What is the shortest way to explain the entire history of Western Philosophy? Or, maybe the better question is why does it matter? I think this is a helpful exercise for those who struggle to see the forest for the trees or just can't understand philosophy. It is an important exercise because philosophy is the nest from which the ideas of our world hatch. To understand the 1960's Cultural Revolution, look no further than Nietzsche. To understand why artsy movies end so abruptly, look no further than the existential philosophers. Philosophy is all around us - it helps to understand it. To get a handle on this, we will use the illustration of the lamp on my desk. I hope it makes sense. Of course, as with any big picture get ready for some major overgeneralizations.
- Greek Philosophy – These guys got us started by considering the lamp in “heaven” – the lamp above my lamp (heaven is not the best word but it will work). The lamp on my desk is a kind of shadow of the True Lamp.
- Medieval Philosophy – Then philosophy moved its gaze to the relationship between the “heavenly” lamp and my lamp (the Eucharist is a good example). They weren't ready to get rid of that True Lamp idea, but now the lamp is more a mix of heaven and earth.
- Modern Philosophy – Now comes the interest in my lamp as a completely independent object – free of any heaven, god, or thinker. You can understand my lamp without revelation, you can know it fully if you just try hard enough.
- Early Post-Modern Philosophy – Then philosophers began to consider the person doing the thinking about the lamp (I am thinking mostly of Husserl). These guys began to notice that we do bring some baggage to our idea of lamps.
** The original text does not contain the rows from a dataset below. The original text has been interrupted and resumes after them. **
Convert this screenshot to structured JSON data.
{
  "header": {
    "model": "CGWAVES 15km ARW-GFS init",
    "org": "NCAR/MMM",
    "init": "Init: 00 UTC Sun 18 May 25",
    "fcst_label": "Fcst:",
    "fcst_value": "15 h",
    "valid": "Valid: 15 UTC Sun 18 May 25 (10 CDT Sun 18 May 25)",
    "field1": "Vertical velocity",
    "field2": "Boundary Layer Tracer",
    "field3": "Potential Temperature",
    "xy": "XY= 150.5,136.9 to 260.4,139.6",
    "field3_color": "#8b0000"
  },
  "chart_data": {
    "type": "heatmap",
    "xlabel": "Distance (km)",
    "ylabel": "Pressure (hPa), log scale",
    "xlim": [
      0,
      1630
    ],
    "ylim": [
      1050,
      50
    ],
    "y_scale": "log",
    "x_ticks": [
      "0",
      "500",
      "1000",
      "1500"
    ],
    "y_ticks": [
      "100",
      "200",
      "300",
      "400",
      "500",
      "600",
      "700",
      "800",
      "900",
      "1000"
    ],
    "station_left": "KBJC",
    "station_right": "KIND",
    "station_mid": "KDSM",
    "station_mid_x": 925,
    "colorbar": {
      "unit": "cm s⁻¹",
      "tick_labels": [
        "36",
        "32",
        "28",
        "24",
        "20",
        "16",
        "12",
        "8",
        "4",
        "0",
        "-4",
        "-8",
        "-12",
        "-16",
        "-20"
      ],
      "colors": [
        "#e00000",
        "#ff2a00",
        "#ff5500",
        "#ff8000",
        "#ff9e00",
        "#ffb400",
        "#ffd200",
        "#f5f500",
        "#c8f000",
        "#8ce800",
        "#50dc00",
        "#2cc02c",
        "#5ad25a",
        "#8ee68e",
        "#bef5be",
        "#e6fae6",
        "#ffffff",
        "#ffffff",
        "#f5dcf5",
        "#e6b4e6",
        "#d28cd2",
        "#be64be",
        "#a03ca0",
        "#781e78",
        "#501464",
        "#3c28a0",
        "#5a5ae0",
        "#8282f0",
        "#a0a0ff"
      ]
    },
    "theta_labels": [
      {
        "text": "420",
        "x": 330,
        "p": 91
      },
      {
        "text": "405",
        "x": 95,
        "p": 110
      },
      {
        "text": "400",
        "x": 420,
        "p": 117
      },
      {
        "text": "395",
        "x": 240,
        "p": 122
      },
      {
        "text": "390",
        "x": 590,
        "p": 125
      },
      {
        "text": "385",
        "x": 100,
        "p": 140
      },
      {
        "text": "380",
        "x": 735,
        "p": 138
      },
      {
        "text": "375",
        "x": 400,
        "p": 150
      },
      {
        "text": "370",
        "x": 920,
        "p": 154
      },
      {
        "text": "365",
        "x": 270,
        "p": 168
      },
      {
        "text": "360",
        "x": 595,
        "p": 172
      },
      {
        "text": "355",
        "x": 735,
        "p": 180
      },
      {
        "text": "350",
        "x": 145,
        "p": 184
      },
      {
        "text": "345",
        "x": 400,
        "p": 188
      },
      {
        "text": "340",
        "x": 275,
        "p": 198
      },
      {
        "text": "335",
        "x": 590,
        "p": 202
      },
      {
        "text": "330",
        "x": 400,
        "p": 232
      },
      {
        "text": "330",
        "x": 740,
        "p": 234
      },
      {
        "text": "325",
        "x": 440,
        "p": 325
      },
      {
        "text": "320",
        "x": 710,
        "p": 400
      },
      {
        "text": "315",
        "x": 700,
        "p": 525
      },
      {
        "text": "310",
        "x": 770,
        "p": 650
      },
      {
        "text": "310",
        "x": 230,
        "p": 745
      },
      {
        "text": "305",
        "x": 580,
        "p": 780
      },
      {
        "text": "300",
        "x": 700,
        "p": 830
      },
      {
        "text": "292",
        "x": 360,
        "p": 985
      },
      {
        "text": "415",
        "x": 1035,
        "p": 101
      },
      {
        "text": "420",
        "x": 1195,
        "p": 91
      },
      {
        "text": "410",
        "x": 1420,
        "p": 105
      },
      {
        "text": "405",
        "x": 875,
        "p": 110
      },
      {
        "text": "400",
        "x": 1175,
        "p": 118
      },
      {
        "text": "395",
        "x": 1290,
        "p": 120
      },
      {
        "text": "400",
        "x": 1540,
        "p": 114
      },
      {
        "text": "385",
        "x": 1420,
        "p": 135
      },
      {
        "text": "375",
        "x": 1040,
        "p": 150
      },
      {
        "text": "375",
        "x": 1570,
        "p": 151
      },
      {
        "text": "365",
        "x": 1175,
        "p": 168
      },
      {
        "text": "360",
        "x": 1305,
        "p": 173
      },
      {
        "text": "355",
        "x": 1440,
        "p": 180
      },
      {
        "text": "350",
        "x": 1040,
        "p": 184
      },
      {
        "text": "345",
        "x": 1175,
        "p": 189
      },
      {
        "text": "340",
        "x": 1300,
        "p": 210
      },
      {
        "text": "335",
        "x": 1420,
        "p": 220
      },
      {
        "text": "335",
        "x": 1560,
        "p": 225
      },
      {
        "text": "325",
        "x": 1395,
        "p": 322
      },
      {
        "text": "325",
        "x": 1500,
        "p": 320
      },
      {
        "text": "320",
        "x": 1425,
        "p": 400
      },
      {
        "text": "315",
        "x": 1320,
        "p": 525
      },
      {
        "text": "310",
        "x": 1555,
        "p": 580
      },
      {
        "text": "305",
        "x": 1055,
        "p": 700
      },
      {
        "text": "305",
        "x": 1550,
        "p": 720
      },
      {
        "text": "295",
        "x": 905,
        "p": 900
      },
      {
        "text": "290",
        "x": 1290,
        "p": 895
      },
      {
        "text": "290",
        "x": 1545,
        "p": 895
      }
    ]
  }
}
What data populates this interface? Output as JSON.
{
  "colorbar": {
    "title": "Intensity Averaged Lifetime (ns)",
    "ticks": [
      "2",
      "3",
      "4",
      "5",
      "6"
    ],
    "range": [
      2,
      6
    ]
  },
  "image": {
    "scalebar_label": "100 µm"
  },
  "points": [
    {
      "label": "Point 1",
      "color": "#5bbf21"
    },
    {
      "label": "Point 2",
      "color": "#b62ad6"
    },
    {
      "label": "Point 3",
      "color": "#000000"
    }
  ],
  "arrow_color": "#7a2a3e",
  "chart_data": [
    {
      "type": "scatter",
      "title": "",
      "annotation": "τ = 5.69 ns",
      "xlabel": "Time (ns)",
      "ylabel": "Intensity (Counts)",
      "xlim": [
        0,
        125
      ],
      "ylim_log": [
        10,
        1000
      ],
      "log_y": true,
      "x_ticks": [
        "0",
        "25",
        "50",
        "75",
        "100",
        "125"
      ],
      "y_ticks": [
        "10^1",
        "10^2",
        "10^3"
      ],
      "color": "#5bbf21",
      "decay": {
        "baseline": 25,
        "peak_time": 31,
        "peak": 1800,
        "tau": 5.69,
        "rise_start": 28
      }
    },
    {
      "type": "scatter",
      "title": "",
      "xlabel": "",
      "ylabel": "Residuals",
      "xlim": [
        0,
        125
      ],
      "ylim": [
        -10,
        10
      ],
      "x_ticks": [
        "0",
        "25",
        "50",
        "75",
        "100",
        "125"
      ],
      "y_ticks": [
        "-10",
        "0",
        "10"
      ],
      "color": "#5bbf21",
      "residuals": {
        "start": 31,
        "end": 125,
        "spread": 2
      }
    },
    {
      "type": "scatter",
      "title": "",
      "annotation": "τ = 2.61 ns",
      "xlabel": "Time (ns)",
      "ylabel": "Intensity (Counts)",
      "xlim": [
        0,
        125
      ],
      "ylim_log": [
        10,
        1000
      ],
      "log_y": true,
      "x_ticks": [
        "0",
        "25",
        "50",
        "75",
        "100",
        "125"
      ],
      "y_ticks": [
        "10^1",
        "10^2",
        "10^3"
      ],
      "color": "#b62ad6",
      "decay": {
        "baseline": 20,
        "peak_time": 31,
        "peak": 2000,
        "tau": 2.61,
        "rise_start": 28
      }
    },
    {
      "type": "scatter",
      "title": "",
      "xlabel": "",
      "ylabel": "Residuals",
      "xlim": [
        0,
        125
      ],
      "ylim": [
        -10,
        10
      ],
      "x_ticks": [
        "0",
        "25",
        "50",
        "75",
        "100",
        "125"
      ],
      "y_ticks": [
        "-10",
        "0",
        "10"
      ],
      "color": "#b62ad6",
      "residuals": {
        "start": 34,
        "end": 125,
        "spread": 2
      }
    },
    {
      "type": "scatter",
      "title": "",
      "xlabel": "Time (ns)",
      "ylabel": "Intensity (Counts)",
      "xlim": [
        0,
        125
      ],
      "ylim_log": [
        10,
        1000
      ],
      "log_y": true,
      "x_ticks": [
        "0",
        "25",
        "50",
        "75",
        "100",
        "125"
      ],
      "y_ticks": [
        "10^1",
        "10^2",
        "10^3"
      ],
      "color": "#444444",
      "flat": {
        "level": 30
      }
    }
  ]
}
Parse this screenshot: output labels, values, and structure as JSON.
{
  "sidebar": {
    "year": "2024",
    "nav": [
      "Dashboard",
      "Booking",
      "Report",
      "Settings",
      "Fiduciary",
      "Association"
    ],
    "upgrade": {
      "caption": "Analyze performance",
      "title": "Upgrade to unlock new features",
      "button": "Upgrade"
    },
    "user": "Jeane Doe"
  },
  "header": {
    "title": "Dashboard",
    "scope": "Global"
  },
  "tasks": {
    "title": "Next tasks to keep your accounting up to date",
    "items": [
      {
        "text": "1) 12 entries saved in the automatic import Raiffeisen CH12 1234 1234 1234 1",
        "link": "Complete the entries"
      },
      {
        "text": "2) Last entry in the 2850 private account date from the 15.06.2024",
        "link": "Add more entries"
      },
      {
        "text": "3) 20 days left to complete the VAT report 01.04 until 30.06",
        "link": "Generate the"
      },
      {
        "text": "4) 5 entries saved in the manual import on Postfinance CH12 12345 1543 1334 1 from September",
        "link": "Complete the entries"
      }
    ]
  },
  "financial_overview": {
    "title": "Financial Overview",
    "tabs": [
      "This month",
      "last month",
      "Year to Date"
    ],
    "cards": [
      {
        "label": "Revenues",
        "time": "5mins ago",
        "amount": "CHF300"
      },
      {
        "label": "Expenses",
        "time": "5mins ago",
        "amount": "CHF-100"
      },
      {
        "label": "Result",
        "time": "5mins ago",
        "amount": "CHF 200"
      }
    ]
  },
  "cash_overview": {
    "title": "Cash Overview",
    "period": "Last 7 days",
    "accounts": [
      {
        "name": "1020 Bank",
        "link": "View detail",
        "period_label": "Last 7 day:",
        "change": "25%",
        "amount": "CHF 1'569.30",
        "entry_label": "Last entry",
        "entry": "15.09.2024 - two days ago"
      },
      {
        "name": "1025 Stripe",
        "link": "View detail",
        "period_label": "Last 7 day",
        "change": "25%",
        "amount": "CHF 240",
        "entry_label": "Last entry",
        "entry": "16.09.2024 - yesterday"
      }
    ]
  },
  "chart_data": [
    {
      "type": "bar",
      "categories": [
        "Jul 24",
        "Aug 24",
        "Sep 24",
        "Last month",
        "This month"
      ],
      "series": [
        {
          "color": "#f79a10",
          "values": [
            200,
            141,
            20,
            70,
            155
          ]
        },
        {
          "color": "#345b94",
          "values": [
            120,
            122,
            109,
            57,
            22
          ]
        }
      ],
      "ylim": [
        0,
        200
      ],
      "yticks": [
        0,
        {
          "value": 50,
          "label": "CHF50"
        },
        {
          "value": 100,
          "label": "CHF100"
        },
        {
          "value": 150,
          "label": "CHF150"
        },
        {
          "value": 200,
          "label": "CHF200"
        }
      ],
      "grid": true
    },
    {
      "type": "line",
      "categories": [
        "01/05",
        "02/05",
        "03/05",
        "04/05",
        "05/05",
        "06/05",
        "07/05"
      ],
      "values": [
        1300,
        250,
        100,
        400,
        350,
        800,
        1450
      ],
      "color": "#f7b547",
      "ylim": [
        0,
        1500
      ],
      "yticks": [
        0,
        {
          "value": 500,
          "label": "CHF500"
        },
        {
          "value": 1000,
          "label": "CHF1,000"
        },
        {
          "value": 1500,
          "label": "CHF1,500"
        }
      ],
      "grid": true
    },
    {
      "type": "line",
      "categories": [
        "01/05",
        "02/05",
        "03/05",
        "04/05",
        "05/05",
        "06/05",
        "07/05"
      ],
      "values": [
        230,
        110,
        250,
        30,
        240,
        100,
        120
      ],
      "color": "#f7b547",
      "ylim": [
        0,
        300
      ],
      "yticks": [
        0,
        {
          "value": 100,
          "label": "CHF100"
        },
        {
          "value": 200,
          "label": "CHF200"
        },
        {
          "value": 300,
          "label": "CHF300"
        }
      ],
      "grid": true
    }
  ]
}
- Post-Modern Philosophy – And lastly, all that became important was the lamp in the thinker’s mind and experience. They think the lamp on my desk is of almost no importance, but my own experience with lamps is tantamount. Am I biased against lamps because mine always shocks me when I turn it on? That’s the real question… it is all about perspective.
That’s it. For the most part, this little history works. We started out thinking above the lamp and ended up behind it. Once you see this pattern, you may start to notice all over the place - especially in the liberal arts. Whether it is literature, movies, paintings, orchestral music, plays, it doesn’t matter; this pattern is everywhere. I am not sure if it is in all these disciplines because of the influence of philosophy or because it is simply the natural progression of things. Here is a similar pattern concerning the study of the Bible…
- Allegorical Question – what truth has God hidden in this earthly vessel?
- Traditional Question – what does God want to say to us in Scripture?
- Critical Question – how did the Scripture-as-Scripture come to be formed?
- Post-Modern Question – from what perspective do we read the Scripture?
Seeing philosophy this way awakens the question of where it goes from here. We already see more and more questions about this from thinkers like Derrida. He states that what matters most is the vocabulary that lies prior to the thinker. You see? He is pushing our gaze even further back. But where does it go from here? Back to “heaven”?